Habitus Perubahan Sosial di Indonesia

Aprinus Salam *

Walaupun tidak begitu populer, belakangan ini di sejumlah kalangan muncul wacana bagaimana menskenario perubahan sosial Indonesia ke depan agar bisa menjadi bangsa yang maju, sejahtera, dan terwujudnya kualitas hidup modern yang merata. Dari wacana itu dapat diketahui bahwa saat ini bangsa kita ternyata belum maju, belum sejahtera, dan bellum modern sepenuhnya.

Kita sudah lama merindukan menjadi bangsa yang maju dan sejahtera sehingga karena belum (“tidak”) pernah tercapai, harapan itu sekarang seperti mimpi. Dalam sebuah tulisannya, Haryatmoko (2007) berpendapat bahwa untuk menjadi bangsa yang seolah seperti mimpi itu, perlu diketahui simpul-simpul perubahan habitus, dan salah satu yang perlu diperbaiki adalah pendidikan. Bukan saja pendidikan dalam pengertian formal, tetapi bagaimana masyarakat dan negara bersama-sama mendidik warganya menjadi manusia modern, maju, dan beradab.

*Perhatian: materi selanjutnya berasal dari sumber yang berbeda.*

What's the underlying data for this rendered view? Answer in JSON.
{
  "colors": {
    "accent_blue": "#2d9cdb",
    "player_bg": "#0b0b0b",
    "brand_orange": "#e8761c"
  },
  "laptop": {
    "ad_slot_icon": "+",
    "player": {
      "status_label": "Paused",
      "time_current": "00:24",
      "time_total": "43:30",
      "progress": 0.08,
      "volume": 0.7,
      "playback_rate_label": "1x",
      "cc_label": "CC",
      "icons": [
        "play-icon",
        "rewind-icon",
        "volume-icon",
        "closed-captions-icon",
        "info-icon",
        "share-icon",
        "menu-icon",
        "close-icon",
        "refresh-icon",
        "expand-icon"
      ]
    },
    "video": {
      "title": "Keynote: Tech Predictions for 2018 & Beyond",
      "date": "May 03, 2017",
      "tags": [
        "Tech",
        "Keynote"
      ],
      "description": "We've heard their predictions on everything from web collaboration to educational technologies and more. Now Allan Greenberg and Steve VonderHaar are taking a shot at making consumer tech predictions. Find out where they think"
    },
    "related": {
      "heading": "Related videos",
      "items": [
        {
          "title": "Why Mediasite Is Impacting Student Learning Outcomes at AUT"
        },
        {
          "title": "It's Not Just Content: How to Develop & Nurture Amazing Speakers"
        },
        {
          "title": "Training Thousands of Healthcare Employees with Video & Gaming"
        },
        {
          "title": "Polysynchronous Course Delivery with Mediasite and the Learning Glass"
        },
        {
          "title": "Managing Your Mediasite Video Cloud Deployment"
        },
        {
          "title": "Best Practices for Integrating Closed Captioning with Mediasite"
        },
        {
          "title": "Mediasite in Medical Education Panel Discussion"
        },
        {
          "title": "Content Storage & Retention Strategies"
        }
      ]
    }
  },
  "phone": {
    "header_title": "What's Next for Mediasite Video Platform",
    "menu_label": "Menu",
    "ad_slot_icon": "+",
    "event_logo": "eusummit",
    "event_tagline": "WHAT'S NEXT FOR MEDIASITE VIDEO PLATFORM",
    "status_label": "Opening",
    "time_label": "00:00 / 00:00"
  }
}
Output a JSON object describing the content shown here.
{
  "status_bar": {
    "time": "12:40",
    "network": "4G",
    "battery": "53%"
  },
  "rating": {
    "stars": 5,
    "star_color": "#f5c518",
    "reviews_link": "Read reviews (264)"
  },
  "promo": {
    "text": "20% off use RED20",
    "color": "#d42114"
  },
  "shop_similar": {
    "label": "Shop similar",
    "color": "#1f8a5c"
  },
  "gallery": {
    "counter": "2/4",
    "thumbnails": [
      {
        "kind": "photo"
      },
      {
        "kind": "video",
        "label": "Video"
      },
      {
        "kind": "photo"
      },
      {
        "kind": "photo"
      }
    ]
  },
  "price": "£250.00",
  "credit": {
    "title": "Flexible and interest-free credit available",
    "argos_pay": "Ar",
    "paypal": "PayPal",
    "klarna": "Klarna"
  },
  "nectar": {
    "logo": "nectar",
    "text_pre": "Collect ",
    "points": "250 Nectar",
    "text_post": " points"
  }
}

Untuk itu, demikian tulisan Haryatmoko tersebut, perlu dibangun semacam sistem atau cara yang efektif dan efisien agar masyarakat, tanpa disadarinya, terkondisi dan dikondisikan dalam sistem yang mengubah habitus yang buruk, yang egois, yang korup, yang manipulatif, bukan saja dengan cara persuasi, tetapi dengan cara teknologisasi sistemik perilaku itu sendiri.

Walaupun dua tulisan di atas tujuannya hampir sama, tetapi terdapat perbedaan penting dalam hal perspektif. Tulisan ini ingin melengkapi dari sisi lain, dalam pengertian membangun jembatan agar “misi” kedua tulisan di atas dapat lebih terhubungkan.
***

Membaca Visi Indonesia 2030, dalam ayat-ayat empat pencapaian, pencapaian lainnya pada tahun 2030, dan syarat utama yang harus dipenuhi dalam pencapaian (Kompas, 23/3/2007, hlm. 15) seolah membaca suatu program bahwa masyarakat Indonesia adalah suatu masyarakat yang diatur dalam sistem-sistem dan norma-norma ekonomi belaka. Di sinilah kesalahan mendasar Visi Indonesia 2030, sehingga jauh-jauh hari saya ingin meramal bahwa Visi Indonesia 2030 itu pastilah gagal jika tidak memperhitungkan aspek sosial, budaya, politik, dan habitus masyarakat Indonesia. Itulah sebabnya, perlu diketahui habitus perubahan sosial di Indonesia.

Dalam sejarah perubahan sosial di Indonesia, paling tidak terdapat sejumlah hal penting yang secara sisnifikan dapat dikategorikan sebagai pemicu atau faktor-faktor penyebab perubahan sosial, yakni ekonomi, teknologi, politik, pendidikan, agama, tradisi, dan kualitas SDM. Faktor-faktor tersebut bekerja bersama-sama, saling bersinergi, tetapi sangat mungkin pula saling bertentangan sehingga satu faktor mengganjal faktor yang lain.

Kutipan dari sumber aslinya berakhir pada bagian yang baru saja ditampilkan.